VI – ZOLA
Émile Zola, que nasceu (1840) e faleceu (1902) em Paris, ficou para a História como um escritor com talento – sendo em geral considerado o criador e representante mais expressivo da escola literária naturalista – e, sobretudo, com causas, das quais se destaca, pela sua repercussão na época, a denúncia pública que fez do processo fraudulento (de motivação anti-semita) que envolveu o capitão Alfred Dreyfus.
Abarcando naturalmente esse episódio, na sua Biografia Agostinho da Silva começa, também de modo natural, pela juventude, tanto mais porque ela foi uma juventude difícil, como se depreende desta passagem: “Só entrou no liceu aos 13 anos e teve de lutar contra a desconfiança dos professores, que, vendo-o tão grande na aula e não havendo doença que justificasse o atraso, logo o atribuíam a preguiça; os companheiros davam-se ares superiores e alguns das classes mais adiantadas perseguiam-no nos recreios”.
Essa juventude difícil, ao invés de o quebrar irremediavelmente, fê-lo fortalecer, assim levando-o depois a aceitar melhor as agruras do seu começo de carreira literária: “precisava de se esforçar ainda mais, de trabalhar ardentemente, de construir peça a peça o artista futuro, aquele cujo nome ficaria para os séculos; o que escrevia presentemente nada mais era do que um ensaio, do que uma preparação para a obra verdadeira”.
Para mais, Zola não tinha apenas em mente uma carreira literária. Ele pretendia ter uma efectiva intervenção social e política. Apesar das inevitáveis desilusões no plano político[1], nunca perdeu de vista esse horizonte, tal a sua profunda sensibilidade social, que Agostinho eloquentemente assinala: “As soluções optimistas quanto à vida presente aparecem a Zola como manifestação de inconsciência ou de egoísmo; só uma insensibilidade completa perante os males dos outros, perante as terríveis lacunas que o arrumo social ainda não logrou preencher, pode levar a ter como excelente o mundo em que vivemos”.

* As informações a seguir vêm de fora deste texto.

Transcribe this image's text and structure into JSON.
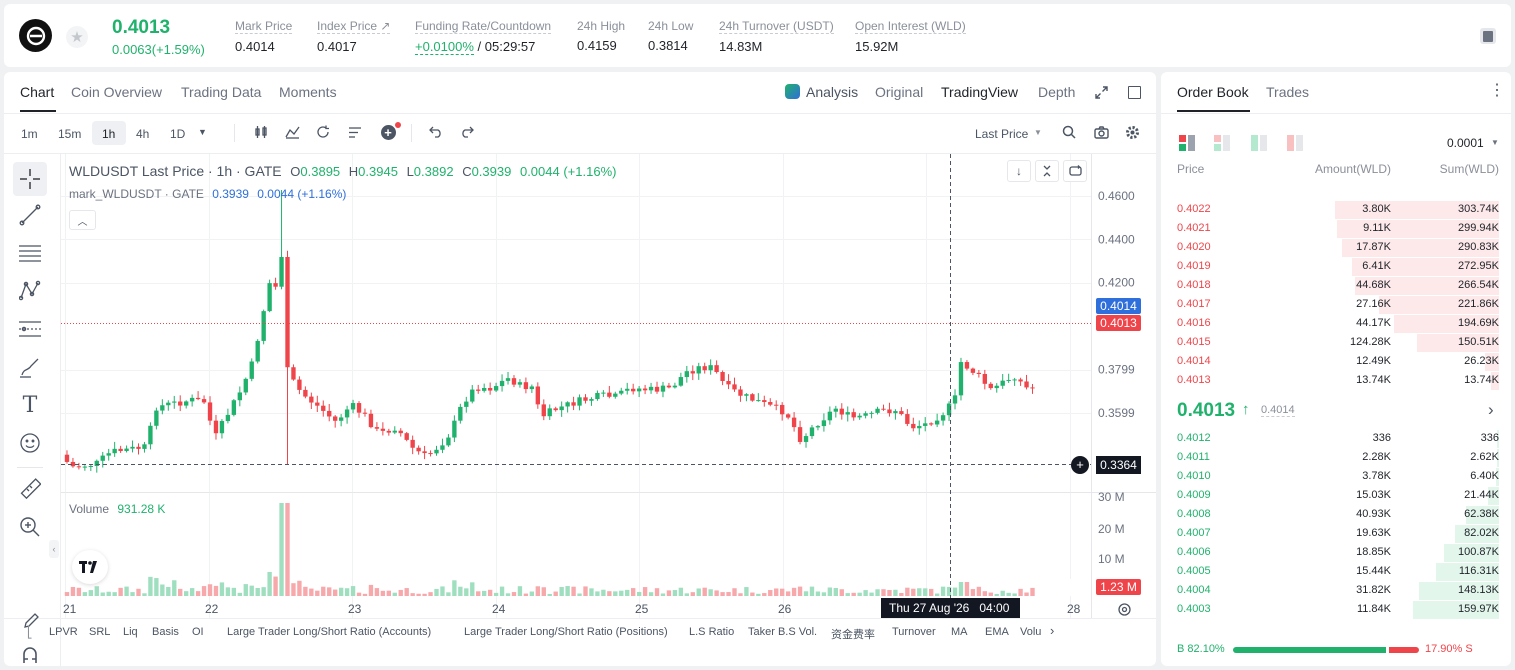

Muitos dos seus romances, de resto, davam conta dessa situação: “a Humanidade estava votada ao extermínio se a vida continuasse baseada na exploração, na mentira e na indiferença pelas dores alheias; a baixeza de que quase todos davam provas, a existência horrorosa dos homens de L'Assommoir e de Germinal, a inconsciência das classes dirigentes, o desprezo a que se votava todo o idealista, a grosseria dos prazeres, a vida brutal em que todos se atropelavam como vorazes animais, a ligeireza com que se atirava uma nação para a guerra, em defesa dos prestígios absurdos e dos interesses de raros”.
Mas, de facto, o seu texto mais célebre acabou por ser o J'accuse, a respeito do caso Dreyfus[2].
[1] “…desiludiu-se como tantos outros; os bons, os puros, os que se tinham batido por amor do povo e por um ideal de justiça, tinham sido logo submergidos pelos retóricos, pelos caçadores de empregos, por todos os hábeis na política miserável dos partidos; não havia um pensamento social que se quisesse pôr em prática, não se cuidava de reparar os erros do império e de melhorar imediatamente, a golpes fundos e enérgicos, a situação das classes mais baixas; passava-se o tempo em discursos e questões, em batalhas de grupos sobre pretextos fúteis; nenhuma grandeza, nenhuma generosidade, nenhuma beleza; pegava-se às solas a mesma lama do império e era necessário lançar os olhos muito longe para que ainda pudesse conservar-se algum alento e algum interesse pela vida pública.”
[2] “J'accuse publicou-se em L'Aurore; Clemenceau ainda fez notar a Zola que à carta se devia seguir uma reacção imediata e violenta e que, a persistir na publicação, se devia preparar para todos os perigos; Zola não recuou: o que escrevera estava escrito e não se arrependia; para a causa que defendia só importava que se não abafasse o caso Dreyfus; o resto não tinha importância alguma.”